I have been asked a few times on Twitter for some advice on how to use testing tools in order to test APIs. It just so happens that I am writing a bunch of tests for an API at work so perhaps this is a very timely blog post. Rather than show you exactly what I did (I’m using Behat) I wanted to discuss some common strategies I use when contemplating testing APIs.
When you are testing an API you main concern is your ability to reproduce the results of a specific API call. If your API is such that repeating a call several times will give you different results, you do have some challenges on your hands.
Testing that an API just works is what I would call a functional test. At the highest level you are saying “will this call actually work”. Since you will be actually making API calls in your tests they can take quite some time to run depending on how many you have. Long-running tests are the type of tests that really should be forming the last line of defense just before you’re about to go into production.
Why? Functional tests have a lot of moving parts: HTTP calls, request and response parsing, and likely communications with some sort of data store. Not exactly the types of things that lead you to having a test suite that can run in 10 seconds or less.
In my opinion the only way to have really effective functional tests is by making sure that the API endpoints you are testing are using a known data source, one that will not be altered by your tests. That way it will be easy to verify that a particular call had the expected response. Remember, at the most basic level testing is about repeatedly verifying that your code is returning an expected result.
If you are testing someone else’s API, I hope there is a test mode or a sandbox that you can use. A lot of APIs are rate-limited or only allow a limited number of requests a day (I’m looking at you, Google Analytics). The last thing you want is for your application to longer be able to access an API because you went nuts testing things. Remember, the goal of functional tests in this scenario are to make sure that the API is returning results that you expect, nothing more.
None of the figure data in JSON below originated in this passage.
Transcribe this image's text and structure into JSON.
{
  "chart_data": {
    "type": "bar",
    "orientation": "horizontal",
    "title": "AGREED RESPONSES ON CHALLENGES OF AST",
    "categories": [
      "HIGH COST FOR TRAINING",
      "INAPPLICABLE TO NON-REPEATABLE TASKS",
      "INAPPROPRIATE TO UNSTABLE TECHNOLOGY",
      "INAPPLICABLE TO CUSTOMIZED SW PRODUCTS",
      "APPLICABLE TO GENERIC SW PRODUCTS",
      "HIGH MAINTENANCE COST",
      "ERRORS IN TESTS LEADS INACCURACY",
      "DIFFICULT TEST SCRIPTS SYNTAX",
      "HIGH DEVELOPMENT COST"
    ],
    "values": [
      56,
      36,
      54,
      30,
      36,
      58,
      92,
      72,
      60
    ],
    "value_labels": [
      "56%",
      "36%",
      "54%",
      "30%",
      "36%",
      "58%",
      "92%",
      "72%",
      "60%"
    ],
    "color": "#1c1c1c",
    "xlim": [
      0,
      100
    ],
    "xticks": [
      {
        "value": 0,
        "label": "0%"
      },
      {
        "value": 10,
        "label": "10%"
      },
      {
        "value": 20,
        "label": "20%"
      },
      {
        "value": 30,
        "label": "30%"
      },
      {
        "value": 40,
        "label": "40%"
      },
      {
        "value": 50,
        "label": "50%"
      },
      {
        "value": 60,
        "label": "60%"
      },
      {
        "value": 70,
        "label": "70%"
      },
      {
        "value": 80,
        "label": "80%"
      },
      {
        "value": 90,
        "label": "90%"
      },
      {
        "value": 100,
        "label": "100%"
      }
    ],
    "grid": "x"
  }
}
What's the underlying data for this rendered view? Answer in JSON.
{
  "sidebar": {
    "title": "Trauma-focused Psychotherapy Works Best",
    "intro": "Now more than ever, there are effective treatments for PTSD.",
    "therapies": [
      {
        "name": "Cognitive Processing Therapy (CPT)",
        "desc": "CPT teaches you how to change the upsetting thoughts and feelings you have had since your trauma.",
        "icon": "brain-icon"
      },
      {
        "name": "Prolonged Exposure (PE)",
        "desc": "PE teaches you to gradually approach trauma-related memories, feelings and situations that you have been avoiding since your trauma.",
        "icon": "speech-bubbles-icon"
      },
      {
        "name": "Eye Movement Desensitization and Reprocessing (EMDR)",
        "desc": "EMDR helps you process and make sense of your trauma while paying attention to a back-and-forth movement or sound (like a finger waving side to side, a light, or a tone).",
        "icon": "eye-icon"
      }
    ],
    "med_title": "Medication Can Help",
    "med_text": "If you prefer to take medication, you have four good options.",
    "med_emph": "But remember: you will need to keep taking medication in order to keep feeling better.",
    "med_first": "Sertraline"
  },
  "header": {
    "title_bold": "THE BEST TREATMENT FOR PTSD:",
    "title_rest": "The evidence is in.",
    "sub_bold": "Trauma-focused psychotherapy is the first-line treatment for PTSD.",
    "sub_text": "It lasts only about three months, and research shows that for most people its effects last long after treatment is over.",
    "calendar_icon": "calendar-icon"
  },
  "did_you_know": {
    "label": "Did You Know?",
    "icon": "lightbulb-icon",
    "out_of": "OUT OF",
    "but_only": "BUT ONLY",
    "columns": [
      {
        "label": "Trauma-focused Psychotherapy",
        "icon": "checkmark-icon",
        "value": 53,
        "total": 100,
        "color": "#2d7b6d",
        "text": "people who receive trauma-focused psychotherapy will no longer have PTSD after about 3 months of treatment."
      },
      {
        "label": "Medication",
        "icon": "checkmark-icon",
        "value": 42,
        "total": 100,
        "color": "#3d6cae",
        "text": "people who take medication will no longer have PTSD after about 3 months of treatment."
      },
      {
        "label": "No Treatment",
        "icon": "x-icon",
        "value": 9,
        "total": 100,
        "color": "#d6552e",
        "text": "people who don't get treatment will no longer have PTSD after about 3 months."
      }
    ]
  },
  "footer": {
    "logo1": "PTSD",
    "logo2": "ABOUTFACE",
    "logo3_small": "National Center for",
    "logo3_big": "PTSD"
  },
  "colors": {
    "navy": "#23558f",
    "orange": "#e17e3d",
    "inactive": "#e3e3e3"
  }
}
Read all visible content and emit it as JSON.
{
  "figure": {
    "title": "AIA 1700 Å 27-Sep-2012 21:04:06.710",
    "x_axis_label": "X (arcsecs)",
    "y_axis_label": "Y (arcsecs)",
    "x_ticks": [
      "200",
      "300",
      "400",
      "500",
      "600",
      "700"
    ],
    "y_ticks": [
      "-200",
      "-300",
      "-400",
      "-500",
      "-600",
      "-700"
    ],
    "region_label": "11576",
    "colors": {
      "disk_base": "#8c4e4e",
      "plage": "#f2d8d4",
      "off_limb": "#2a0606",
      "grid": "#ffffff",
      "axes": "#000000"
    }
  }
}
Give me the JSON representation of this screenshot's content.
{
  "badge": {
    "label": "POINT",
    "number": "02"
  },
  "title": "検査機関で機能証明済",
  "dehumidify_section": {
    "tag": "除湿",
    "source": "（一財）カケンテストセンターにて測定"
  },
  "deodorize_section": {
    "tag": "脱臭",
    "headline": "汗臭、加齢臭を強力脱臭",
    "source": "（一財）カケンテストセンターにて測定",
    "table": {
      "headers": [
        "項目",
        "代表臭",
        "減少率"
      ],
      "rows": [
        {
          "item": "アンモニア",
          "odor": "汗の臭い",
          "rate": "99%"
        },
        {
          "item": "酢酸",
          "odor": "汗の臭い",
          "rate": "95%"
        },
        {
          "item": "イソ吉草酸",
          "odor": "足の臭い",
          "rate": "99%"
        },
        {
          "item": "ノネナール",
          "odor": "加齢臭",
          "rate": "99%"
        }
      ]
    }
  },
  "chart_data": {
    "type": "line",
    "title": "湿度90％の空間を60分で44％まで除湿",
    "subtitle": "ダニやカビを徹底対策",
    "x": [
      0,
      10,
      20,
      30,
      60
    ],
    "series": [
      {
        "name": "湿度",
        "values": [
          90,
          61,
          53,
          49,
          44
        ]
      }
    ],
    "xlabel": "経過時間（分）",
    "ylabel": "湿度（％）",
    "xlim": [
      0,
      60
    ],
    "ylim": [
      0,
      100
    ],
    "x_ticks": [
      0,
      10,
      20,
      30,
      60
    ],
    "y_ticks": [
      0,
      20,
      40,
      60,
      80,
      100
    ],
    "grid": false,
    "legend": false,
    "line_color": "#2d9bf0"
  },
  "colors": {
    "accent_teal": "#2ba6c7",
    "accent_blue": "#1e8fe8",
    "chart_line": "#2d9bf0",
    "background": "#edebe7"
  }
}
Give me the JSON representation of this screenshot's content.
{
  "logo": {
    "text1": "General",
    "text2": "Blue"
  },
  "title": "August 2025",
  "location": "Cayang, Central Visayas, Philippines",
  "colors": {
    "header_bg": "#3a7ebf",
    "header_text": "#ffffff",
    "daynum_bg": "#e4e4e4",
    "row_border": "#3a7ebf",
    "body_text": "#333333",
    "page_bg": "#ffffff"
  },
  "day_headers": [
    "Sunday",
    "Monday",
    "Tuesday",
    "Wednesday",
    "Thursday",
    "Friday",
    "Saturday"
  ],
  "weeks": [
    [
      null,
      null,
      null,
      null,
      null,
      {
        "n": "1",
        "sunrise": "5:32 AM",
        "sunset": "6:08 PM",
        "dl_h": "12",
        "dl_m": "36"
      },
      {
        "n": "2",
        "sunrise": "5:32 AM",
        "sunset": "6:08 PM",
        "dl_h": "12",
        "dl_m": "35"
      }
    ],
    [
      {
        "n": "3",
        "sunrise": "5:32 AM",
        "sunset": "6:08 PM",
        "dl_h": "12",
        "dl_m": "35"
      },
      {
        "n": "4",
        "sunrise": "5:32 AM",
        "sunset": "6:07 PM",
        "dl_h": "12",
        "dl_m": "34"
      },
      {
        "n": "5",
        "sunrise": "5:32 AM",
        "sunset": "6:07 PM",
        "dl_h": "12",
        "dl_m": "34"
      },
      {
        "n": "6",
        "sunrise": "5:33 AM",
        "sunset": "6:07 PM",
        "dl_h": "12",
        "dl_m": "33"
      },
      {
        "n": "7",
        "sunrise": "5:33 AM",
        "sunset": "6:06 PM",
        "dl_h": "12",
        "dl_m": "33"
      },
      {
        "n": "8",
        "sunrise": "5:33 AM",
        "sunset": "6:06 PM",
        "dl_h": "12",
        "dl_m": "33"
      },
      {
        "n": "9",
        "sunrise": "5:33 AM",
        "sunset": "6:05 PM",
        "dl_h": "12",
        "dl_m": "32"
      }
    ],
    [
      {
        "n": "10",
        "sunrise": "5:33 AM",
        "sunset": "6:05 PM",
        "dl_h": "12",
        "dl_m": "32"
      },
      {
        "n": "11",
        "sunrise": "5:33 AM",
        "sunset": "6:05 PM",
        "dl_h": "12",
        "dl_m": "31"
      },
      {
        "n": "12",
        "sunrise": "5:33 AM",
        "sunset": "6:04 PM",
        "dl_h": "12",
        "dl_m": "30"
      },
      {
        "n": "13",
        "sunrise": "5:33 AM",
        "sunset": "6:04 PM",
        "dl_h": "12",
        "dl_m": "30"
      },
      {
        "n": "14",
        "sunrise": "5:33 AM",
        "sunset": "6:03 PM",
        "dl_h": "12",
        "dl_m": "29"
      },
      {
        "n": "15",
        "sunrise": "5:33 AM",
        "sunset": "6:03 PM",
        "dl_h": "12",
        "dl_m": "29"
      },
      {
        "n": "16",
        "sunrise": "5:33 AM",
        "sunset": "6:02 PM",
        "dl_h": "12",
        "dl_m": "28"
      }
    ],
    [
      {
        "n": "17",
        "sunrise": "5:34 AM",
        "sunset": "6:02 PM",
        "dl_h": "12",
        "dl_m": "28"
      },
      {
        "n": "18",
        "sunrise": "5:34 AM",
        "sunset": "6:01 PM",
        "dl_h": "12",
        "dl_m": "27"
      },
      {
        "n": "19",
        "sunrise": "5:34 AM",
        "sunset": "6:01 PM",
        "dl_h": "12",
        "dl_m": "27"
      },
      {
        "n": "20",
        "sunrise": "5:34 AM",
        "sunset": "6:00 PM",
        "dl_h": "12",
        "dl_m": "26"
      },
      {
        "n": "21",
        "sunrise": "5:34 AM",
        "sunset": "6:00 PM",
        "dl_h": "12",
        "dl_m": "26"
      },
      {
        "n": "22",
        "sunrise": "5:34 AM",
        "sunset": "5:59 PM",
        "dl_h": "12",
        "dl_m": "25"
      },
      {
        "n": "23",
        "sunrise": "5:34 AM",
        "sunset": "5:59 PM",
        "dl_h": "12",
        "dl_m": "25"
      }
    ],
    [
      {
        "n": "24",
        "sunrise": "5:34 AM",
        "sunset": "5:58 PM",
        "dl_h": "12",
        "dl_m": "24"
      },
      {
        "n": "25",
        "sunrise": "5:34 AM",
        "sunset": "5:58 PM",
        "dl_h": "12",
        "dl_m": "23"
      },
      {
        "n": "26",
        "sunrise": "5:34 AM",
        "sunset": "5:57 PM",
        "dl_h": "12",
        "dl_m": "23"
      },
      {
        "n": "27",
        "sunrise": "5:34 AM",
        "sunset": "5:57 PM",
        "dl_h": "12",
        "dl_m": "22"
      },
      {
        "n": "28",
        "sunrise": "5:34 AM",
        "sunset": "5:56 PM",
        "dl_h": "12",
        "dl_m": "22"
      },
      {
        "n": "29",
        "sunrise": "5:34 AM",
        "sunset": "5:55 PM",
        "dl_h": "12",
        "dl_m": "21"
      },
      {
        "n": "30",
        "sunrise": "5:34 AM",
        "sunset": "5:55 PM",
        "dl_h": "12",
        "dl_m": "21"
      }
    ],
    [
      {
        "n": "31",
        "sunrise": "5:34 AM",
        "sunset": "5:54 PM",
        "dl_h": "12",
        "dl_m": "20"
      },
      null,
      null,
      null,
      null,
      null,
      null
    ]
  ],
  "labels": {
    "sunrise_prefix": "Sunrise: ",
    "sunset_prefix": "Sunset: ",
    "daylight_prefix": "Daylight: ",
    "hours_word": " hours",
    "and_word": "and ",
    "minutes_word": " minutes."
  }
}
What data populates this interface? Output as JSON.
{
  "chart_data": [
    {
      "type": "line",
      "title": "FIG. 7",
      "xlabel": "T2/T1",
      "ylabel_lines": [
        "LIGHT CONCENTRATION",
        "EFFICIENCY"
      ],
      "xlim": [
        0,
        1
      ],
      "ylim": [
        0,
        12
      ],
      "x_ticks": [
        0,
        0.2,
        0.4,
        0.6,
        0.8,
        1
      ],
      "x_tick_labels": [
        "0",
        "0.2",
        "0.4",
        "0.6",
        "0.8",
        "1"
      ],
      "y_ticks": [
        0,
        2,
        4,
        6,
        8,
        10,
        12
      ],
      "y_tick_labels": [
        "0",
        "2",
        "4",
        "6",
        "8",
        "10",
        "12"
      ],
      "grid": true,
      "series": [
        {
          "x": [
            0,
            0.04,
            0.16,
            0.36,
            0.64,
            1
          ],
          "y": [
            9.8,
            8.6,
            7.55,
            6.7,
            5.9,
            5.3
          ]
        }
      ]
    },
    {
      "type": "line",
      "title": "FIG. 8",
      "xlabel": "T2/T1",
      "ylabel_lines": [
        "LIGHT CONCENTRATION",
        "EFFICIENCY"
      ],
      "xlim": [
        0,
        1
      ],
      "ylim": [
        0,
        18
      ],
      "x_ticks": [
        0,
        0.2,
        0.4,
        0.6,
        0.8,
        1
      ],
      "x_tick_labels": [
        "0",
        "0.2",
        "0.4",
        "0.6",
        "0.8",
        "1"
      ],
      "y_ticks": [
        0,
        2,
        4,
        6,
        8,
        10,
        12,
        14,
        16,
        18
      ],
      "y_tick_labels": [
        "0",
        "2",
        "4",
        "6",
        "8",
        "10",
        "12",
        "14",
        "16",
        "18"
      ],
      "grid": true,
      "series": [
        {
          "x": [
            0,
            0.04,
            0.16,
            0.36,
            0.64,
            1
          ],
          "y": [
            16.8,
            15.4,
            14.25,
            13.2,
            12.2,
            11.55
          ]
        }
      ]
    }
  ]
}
Integration tests of APIs are a bit of a tricky thing to do in an effective way. Sometimes 3rd party APIs change. Sometimes you are also lucky enough to be told ahead of time that it’s happening. If your application relies heavily on 3rd party APIs then your integration tests are a key line of defense. While tests like these shouldn’t be run as much as the unit tests for the API, they should be run before a production push. Nobody likes their application to be broken because of an unannounced change to an API.
Finally, we have tests designed to make sure that your application is correctly handling the results of API calls. To make these sorts of tests work, you will end up either creating mock objects of the code that will do the calls or data fixtures representing results of API calls. It is also for this reason I always recommend wrapping the calls to an API in code, just so you can mock them for testing purposes. Sure, it might be easier to cheat and do file_get_contents() on a URL but that approach is pretty difficult to test.
Remember, these tests should not even be calling out to an API in order to work. Mocks and data fixtures are supposed to provide that data. All you are doing is testing the code that needs results from the API. Again, if you have been building your application with testability in mind your suite of unit tests should be blazing fast.
In the end, it doesn’t really matter what tools you are using to test either your own APIs or ones that your application depends on. Be clear in your mind about what it is you are actually trying to accomplish and don’t get create tests that provide very little value to your application.